Menjadikan Bali Model Pulau Energi Terbarukan

Jakarta, 29 Oktober 2025 – Bali telah lama menjadi ikon wisata. Di balik pesona alamnya,  Bali juga mengambil peran dalam aksi iklim dengan menjadi panggung saat Indonesia menjadi tuan rumah pertemuan iklim dunia seperti COP13 tahun 2007 dan G20 tahun 2022. Pertemuan Tingkat Tinggi ini melahirkan fondasi komitmen iklim Indonesia seperti Bali Roadmap. Namun, akhir-akhir ini situasi di Bali menunjukkan paradoks iklim yang jelas. Pemadaman listrik (blackout) dan banjir bandang yang terjadi dalam waktu berdekatan (Mei – September 2025), menunjukkan rapuhnya sistem energi, tata ruang, alih lahan dan sistem drainase Bali. 

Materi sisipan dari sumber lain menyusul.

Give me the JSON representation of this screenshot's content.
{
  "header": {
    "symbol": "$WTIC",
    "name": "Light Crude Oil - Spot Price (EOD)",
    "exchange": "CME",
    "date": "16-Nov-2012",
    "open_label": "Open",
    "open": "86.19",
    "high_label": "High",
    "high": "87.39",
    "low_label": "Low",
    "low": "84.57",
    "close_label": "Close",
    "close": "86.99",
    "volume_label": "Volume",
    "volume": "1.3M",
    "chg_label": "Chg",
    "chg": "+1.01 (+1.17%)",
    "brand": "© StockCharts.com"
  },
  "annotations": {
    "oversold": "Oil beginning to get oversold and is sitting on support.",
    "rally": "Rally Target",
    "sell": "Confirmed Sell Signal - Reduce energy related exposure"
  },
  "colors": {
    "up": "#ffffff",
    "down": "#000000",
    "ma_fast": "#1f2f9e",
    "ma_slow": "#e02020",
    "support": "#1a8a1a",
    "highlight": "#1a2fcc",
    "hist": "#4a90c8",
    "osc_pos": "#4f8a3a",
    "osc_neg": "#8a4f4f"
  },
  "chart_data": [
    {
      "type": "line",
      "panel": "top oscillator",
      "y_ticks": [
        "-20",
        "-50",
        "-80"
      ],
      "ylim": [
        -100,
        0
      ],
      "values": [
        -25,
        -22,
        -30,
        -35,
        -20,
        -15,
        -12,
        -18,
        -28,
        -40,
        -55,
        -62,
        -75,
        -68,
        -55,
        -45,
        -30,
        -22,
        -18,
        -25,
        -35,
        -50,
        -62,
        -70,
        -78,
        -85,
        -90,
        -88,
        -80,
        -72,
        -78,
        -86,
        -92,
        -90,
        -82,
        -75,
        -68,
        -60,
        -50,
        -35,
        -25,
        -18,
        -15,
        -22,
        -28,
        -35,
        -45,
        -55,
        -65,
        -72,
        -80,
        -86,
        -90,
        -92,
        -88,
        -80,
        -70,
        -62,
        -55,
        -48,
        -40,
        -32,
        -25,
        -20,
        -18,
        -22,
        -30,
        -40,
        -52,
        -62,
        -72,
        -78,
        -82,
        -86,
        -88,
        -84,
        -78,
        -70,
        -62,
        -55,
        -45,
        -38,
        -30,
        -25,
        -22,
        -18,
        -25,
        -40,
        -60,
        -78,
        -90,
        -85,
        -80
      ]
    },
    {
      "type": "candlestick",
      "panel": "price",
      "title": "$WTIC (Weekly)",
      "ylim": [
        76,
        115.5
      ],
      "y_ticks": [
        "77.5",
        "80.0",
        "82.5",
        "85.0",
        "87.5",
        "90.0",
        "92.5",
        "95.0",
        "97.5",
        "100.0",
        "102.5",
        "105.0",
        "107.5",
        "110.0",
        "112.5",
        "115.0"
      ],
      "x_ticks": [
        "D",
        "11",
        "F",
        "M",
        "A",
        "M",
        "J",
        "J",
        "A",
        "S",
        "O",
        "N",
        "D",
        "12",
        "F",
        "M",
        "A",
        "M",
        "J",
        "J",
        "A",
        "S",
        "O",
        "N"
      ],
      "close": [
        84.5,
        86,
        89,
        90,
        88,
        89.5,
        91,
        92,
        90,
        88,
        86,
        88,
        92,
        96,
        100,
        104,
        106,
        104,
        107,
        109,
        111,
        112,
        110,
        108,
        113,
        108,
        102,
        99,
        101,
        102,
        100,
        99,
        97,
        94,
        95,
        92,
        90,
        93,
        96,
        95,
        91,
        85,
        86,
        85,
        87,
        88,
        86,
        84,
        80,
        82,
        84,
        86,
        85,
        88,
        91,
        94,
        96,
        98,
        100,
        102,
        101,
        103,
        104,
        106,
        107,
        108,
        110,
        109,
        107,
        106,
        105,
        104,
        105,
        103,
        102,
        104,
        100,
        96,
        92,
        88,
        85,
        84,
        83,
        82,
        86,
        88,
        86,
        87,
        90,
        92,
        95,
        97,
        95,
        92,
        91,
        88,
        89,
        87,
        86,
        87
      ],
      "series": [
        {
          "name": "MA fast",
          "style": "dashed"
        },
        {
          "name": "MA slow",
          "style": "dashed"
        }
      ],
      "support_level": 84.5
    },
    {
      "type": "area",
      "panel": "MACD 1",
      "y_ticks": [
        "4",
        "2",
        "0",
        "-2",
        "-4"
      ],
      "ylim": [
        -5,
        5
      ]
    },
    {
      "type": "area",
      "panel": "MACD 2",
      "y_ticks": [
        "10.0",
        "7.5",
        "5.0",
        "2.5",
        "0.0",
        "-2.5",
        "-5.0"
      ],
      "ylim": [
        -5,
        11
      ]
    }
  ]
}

Alvin Putra Sisdwinugraha, Analis Sistem Ketenagalistrikan Institute for Essential Services Reform (IESR), dalam sesi TED Talk bertajuk “Would Bali Achieve Net Zero Emission by 2045?” Pada Indonesia Energy Transition Dialogue (IETD) 2025, mengatakan bahwa permintaan listrik di Bali dari tahun 2021-2024 sebesar 16,3% lebih tinggi 3-4 kali pertumbuhan permintaan listrik nasional. Untuk mengatasi kerawanan ini, Bali harus bertahap mengurangi ketergantungan pada sumber energi fosilnya. 

Institute for Essential Services Reform (IESR) membuat kajian pemetaan potensi teknis energi terbarukan di Bali, dan menemukan total potensi teknis energi terbarukan di Bali mencapai 22 GW, sangat cukup untuk memenuhi kebutuhan energi Bali.

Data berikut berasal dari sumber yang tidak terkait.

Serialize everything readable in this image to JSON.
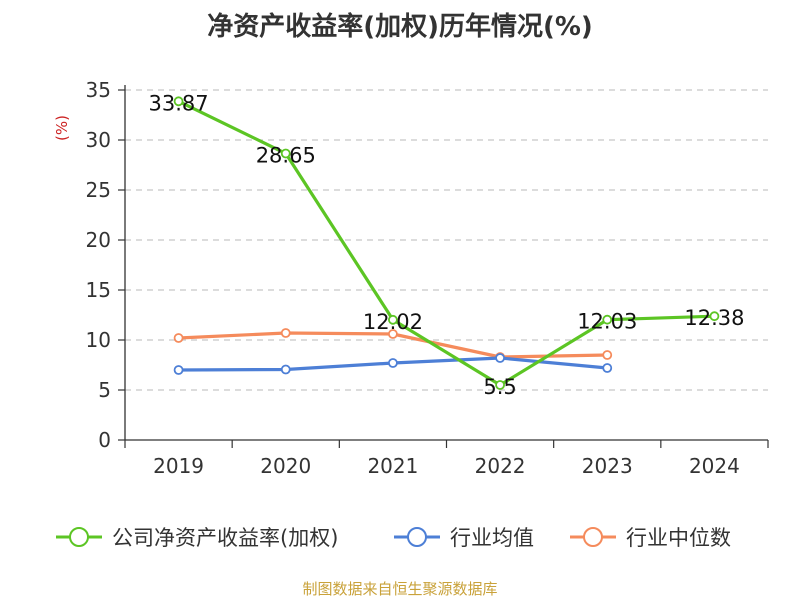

“Secara bertahap Bali harus bertransformasi. Dalam jangka pendek hingga tahun 2034, PLTS atap menjadi strategi low hanging fruits yang dapat dikejar hingga sebanyak 2,7 GW,” kata Alvin. 

Andrew Blakes, Professor of Engineering Australian National University, membagikan pengalaman Australia dalam 10 tahun belakangan yang hanya membangun pembangkit energi terbarukan utamanya energi surya dan angin. 

“Semua pembangkit listrik baru (di Australia Selatan) sejak tahun 2000 selama 10 tahun terakhir adalah tenaga surya dan angin. Semuanya. Tidak ada sumber energi fosil baru, tidak ada panas bumi, (bahkan) tidak ada hidro, tidak ada nuklir, hanya tenaga surya dan angin. Dan semua proyek ini didanai swasta. Investasi swasta, risiko swasta,” kata Andrew.

Andrew menambahkan pentingnya merancang model investasi dan pasar ketenagalistrikan agar pihak swasta dapat berkontribusi dengan optimal.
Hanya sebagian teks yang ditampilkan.